Nevertheless, the Defendant now argues (as he must given those crucial admissions) that he never intended to recruit anyone to actually vote for RON in the Delegate election.

That claim is directly contradicted by the evidence. In the chat on Max’s Chosen, the Defendant states that “I’ve managed to double [RON’s] number of votes via sending one TG but I’m still a lot off actually having any meaningful impact on the election other than causing people to chuckle.” In other words, the Defendant’s regional telegram had caused people to vote for RON. It was that fact–that people actually did vote for RON–that the Defendant found to be amusing.
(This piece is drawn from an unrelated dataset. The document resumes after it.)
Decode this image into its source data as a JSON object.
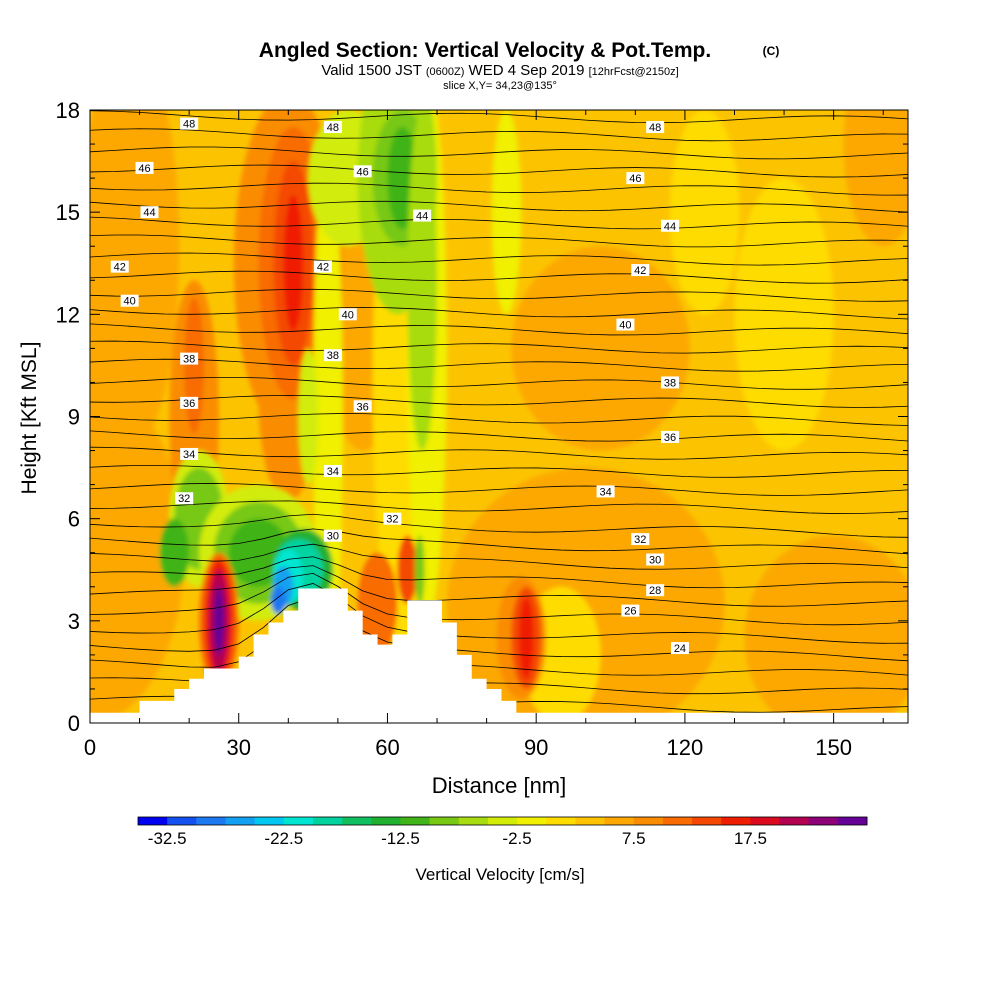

And his posts on Max’s Chosen expressly solicited proscribed foreigners’ help to increase the number of votes for RON and, apparently, to increase “the fun.” As he put it, “if anyone fancies popping into TSP and voting for RON I owe you one.” It is clear from these statements that the Defendant actually wanted people, both TSP residents and foreigners, to cast votes for RON. By the Defendant’s own admission, that was what he found funny–the prospect of votes actually being cast for RON. And because some of the voters that Defendant tried to convince to vote for RON were proscribed foreigners, his “purpose” in recruiting those voters was “corrupt” within the meaning of the Criminal Code.